This is the second day of my participation in the August More Text Challenge

The last article judged the performance of an algorithm based on the execution time of the same set of inputs when comparing algorithms. In this case, you still need to write code to test. This method requires that the test code be executed, which is too cumbersome, so the big O notation is used to estimate the performance of the algorithm.

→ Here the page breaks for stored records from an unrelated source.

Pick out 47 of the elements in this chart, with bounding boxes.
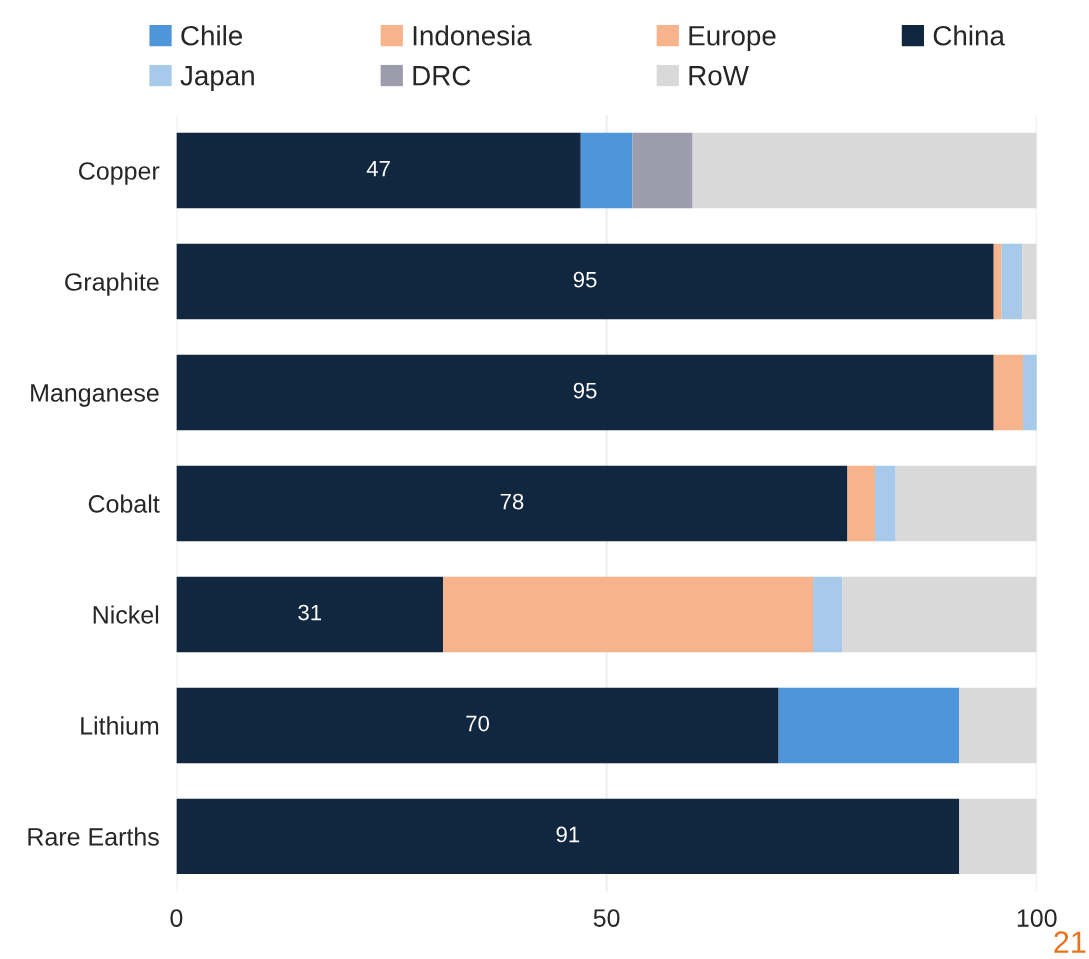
bar: [176, 687, 779, 764]
bar: [176, 132, 581, 209]
legend-label: Indonesia: [413, 25, 532, 46]
bar: [176, 243, 994, 320]
data-label: 47: [366, 161, 390, 177]
x-tick-label: 0: [170, 909, 183, 927]
bar: [874, 465, 896, 542]
bar: [842, 576, 1037, 653]
y-tick-label: Nickel: [93, 605, 159, 624]
bar: [176, 798, 960, 875]
bar: [580, 132, 633, 209]
data-label: 91: [556, 826, 580, 843]
legend-label: DRC: [413, 65, 471, 86]
data-label: 31: [298, 604, 322, 621]
bar: [176, 354, 994, 431]
bar: [959, 687, 1037, 764]
bar: [813, 576, 843, 653]
legend-label: Japan: [180, 66, 254, 91]
y-tick-label: Lithium: [81, 716, 159, 735]
text: 21: [1054, 931, 1086, 953]
bar: [778, 687, 960, 764]
y-tick-label: Cobalt: [88, 494, 160, 513]
legend-label: China: [933, 25, 1005, 46]
bar: [993, 243, 999, 320]
bar: [895, 465, 1037, 542]
bar: [443, 576, 814, 653]
bar: [959, 798, 1037, 875]
bar: [176, 465, 848, 542]
data-label: 95: [573, 382, 597, 399]
y-tick-label: Rare Earths: [28, 827, 159, 846]
x-tick-label: 100: [1017, 909, 1057, 927]
y-tick-label: Copper: [79, 162, 160, 185]
bar: [176, 576, 444, 653]
bar: [692, 132, 1037, 209]
data-label: 70: [466, 715, 490, 732]
bar: [847, 465, 875, 542]
legend-label: Chile: [181, 25, 243, 46]
bar: [1001, 243, 1023, 320]
y-tick-label: Manganese: [31, 384, 159, 407]
data-label: 95: [573, 271, 597, 288]
bar: [632, 132, 693, 209]
legend-label: RoW: [689, 66, 749, 86]
y-tick-label: Graphite: [65, 272, 159, 296]
legend-label: Europe: [689, 26, 776, 52]
data-label: 78: [500, 493, 524, 510]
x-tick-label: 50: [593, 909, 620, 927]
bar: [1022, 243, 1037, 320]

Recursive method for calculating Fibonacci numbers

From the previous article on the calculation of the NTH term of the Fibonacci sequence, now let’s look at how the two algorithms are represented using the big O notation. Finally, we’ll look at how to use the big O notation to show the complexity of the algorithm.

def fib(n):
    if n<=1:
        return n
    else:
        return fib(n-1)+fib(n-2)
Copy the code

The recursive method that computes the NTH term of the Fibonacci sequence will be called multiple times, so let’s take an example

If n=3, it computes fib of 2 plus fib of 1, where fib of 2 computes fib of 1 plus fib of 0, and fib of 1 and fib of 0 return directly.

So when n=3, fib is executed five times:

graph TD
A["fib(3)"]-->B["fib(2)"]
A-->C["fib(1)"]
B-->D["fib(1)"]
B-->E["fib(0)"]

The relationship between n and the number of function calls can be expressed as T(3) = 5

When n is 4, it computes fib of 3 plus fib of 2, where fib of 3 computes fib of 2 plus fib of 1, where fib of 2 computes fib of 1 plus fib of 0, and in the whole function call, there are two fib of 2 calls, and each fib of 2 calls fib of 1 plus fib of 0.

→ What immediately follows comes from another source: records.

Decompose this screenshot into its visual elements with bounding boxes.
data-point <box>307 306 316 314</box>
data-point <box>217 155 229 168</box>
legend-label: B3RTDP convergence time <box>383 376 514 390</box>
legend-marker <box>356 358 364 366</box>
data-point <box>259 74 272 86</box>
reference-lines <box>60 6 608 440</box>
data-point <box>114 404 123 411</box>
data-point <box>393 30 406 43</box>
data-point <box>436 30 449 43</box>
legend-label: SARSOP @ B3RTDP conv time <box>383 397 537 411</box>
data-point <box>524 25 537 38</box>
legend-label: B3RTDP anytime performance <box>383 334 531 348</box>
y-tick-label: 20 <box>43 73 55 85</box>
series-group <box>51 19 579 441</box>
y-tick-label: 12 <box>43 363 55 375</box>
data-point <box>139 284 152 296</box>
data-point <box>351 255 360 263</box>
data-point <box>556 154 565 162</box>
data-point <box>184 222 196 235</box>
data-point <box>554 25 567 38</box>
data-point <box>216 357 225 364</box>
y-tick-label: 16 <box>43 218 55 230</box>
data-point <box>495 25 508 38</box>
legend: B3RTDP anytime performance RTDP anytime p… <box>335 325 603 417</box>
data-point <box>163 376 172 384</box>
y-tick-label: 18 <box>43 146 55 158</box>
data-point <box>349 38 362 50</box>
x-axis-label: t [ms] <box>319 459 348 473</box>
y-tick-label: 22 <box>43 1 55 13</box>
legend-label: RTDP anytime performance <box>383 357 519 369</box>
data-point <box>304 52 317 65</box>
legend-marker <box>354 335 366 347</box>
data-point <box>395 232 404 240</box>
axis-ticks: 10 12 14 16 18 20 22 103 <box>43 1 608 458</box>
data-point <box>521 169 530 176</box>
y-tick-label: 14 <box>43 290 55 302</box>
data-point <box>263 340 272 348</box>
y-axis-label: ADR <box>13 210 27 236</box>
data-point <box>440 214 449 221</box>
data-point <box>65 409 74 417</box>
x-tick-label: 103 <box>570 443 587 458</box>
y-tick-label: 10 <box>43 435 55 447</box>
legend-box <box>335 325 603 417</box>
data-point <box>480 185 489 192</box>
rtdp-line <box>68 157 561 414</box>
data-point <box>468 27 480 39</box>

So when n=4, the whole function call will execute as follows:

graph TD
A["fib(4)"]-->B["fib3)"]
B-->F["fib(2)"]
B-->G["fib(1)"]
F-->H["fib(1)"]
F-->I["fib(0)"]
A-->C["fib(2)"]
C-->D["fib(1)"]
C-->E["fib(0)"]

So 1+2+4+2=9 times fib() is called. The relationship between N and the number of function calls can be expressed as T(4) = 9

Let me draw a graph of the number of calls when N is equal to 5.

graph TD
A["fib(5)"]-->B["fib(4)"]
A-->C["fib(3)"]
B-->D["fib(3)"]
B-->E["fib(2)"]
D-->F["fib(2)"]
D-->G["fib(1)"]
F-->H["fib(1)"]
F-->I["fib(0)"]
E-->J["fib(1)"]
E-->K["fib(0)"]
C-->L["fib(2)"]
C-->M["fib(1)"]
L-->N["fib(1)"]
L-->O["fib(0)"]

Count the number of calls to fib() 1+2+4+6+2=15 times

21 + 22 + 23 = 24 to 1

So how do I write this in general terms:

3 – > 3

4 – > 9

5 – > 15

an = 2(N-1)-1

In big O notation :O(2N)

Why do we say that? Let’s say it later.

The time complexity of ordinary loops

Let’s take a look at how many times the normal loop method calls the function.

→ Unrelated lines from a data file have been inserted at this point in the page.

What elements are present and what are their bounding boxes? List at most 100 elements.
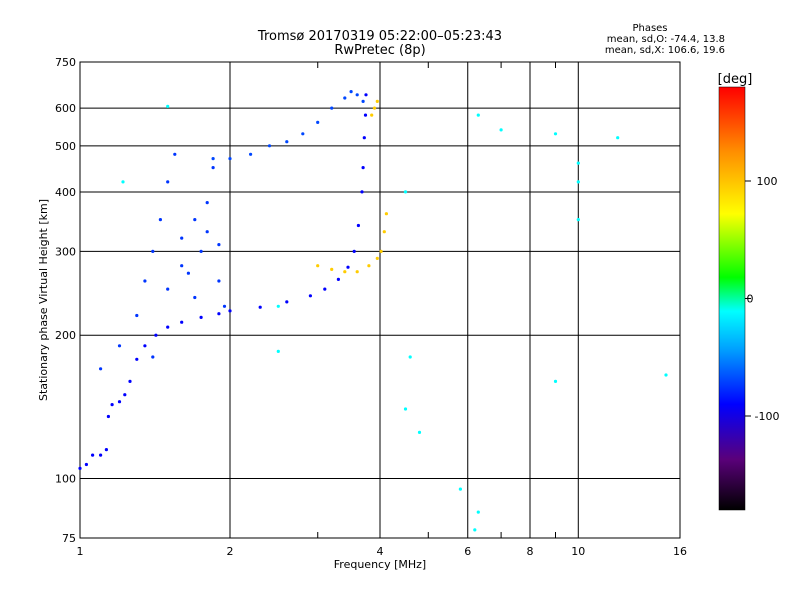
data-point (117, 400, 122, 404)
data-point (217, 279, 221, 283)
data-point (143, 344, 147, 348)
data-point (91, 453, 95, 457)
data-point (217, 312, 221, 316)
data-point (117, 344, 122, 348)
data-point (228, 309, 232, 313)
data-point (104, 448, 108, 452)
data-point (199, 315, 203, 319)
data-point (352, 249, 356, 253)
data-point (258, 305, 262, 309)
data-point (166, 287, 170, 291)
x-tick-label: 8 (527, 545, 534, 558)
data-point (576, 161, 580, 165)
data-point (458, 487, 462, 491)
data-point (356, 223, 360, 228)
data-point (382, 230, 386, 234)
data-point (222, 304, 227, 308)
x-tick-label: 4 (377, 545, 384, 558)
data-point (78, 466, 82, 470)
data-point (499, 128, 503, 132)
x-tick-label: 6 (464, 545, 471, 558)
colorbar-tick-label: 0 (747, 293, 754, 306)
data-point (205, 230, 209, 234)
data-point (360, 190, 364, 194)
data-point (205, 201, 209, 205)
y-tick-label: 400 (55, 186, 76, 199)
data-point (228, 157, 232, 161)
data-point (166, 325, 170, 329)
data-point (349, 90, 353, 94)
data-point (193, 218, 197, 222)
data-point (576, 218, 580, 222)
y-tick-label: 300 (55, 245, 76, 258)
data-point (249, 152, 253, 156)
colorbar-label: [deg] (718, 72, 753, 87)
data-point (330, 106, 334, 110)
data-point (375, 256, 379, 260)
data-point (84, 462, 88, 467)
data-point (362, 136, 366, 140)
x-tick-label: 1 (77, 545, 84, 558)
data-point (372, 106, 377, 110)
grid (80, 62, 680, 538)
y-tick-label: 500 (55, 140, 76, 153)
data-point (99, 367, 103, 371)
data-point (473, 528, 477, 532)
data-point (330, 267, 334, 271)
data-point (361, 99, 365, 103)
data-point (336, 277, 340, 281)
data-point (166, 104, 170, 108)
data-point (135, 357, 139, 361)
data-point (193, 295, 197, 300)
data-point (158, 218, 162, 222)
y-tick-label: 750 (55, 56, 76, 69)
stats-heading: Phases (632, 23, 667, 34)
data-point (180, 236, 184, 240)
data-point (355, 93, 359, 97)
data-point (135, 313, 139, 318)
colorbar (718, 86, 746, 511)
colorbar-tick-label: -100 (755, 410, 780, 423)
x-tick-label: 10 (571, 545, 585, 558)
data-point (364, 93, 368, 97)
data-point (476, 510, 480, 514)
data-point (361, 166, 365, 170)
x-axis-label: Frequency [MHz] (334, 558, 426, 571)
y-tick-label: 600 (55, 102, 76, 115)
data-point (476, 113, 480, 117)
colorbar-tick-label: 100 (757, 175, 778, 188)
data-point (384, 212, 388, 216)
data-point (343, 270, 347, 274)
data-point (403, 407, 408, 411)
data-point (375, 99, 379, 103)
data-point (616, 136, 620, 140)
data-point (180, 320, 184, 324)
data-point (276, 304, 280, 308)
data-point (199, 249, 203, 253)
data-point (143, 279, 147, 283)
data-point (154, 333, 158, 337)
data-point (403, 190, 408, 194)
data-point (151, 355, 155, 359)
data-point (211, 166, 215, 170)
data-point (576, 180, 580, 184)
chart-subtitle: RwPretec (8p) (334, 43, 425, 58)
data-point (128, 379, 132, 383)
data-point (664, 373, 668, 377)
data-point (355, 270, 359, 274)
data-point (267, 144, 272, 148)
data-point (285, 300, 289, 304)
data-point (180, 264, 184, 268)
data-point (166, 180, 170, 184)
data-point (323, 287, 327, 291)
colorbar-ticks: -100 0 100 (745, 175, 779, 423)
data-point (217, 243, 221, 247)
data-point (363, 113, 368, 117)
data-point (276, 349, 280, 353)
data-point (99, 453, 103, 457)
data-point (367, 264, 371, 268)
data-point (343, 96, 347, 100)
data-point (151, 249, 155, 253)
data-point (285, 140, 289, 144)
data-point (186, 271, 190, 275)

def fib(n): if n<=1: return n n1 = 0 n2 = 1 for i in range(n-1): Res = n1+n2 n1 = n2 # updates the values of n1 and n2 as the loop continues, n2 = res return resCopy the code

The relationship between n and the number of function calls can be an = n

In big O notation, O(N).

Big O notation

Because the big O notation is a rough estimation of the analysis method, some constants, coefficients, low order parts will be ignored.

For example, in the recursive method an = 2(n-1)-1, 1 is a constant, and the part relative to the power is also the lower order part.

The big O notation is an estimation method, but it indicates the worst case, because the constant, low order, and coefficient parts are negligible when the input parameter is as large as possible.

conclusion

Common time complexity notation, from fast to slow:

  • O(1)

  • O(log n)

  • O(n)

  • O(n * log n)

  • O(2N)

  • O(n!)

    Corresponding intuitive change curve:

As the input parameter becomes larger, the time consumed becomes longer. It can be seen that the change curve of O(log n) is the slowest among the five change curves except for O(1).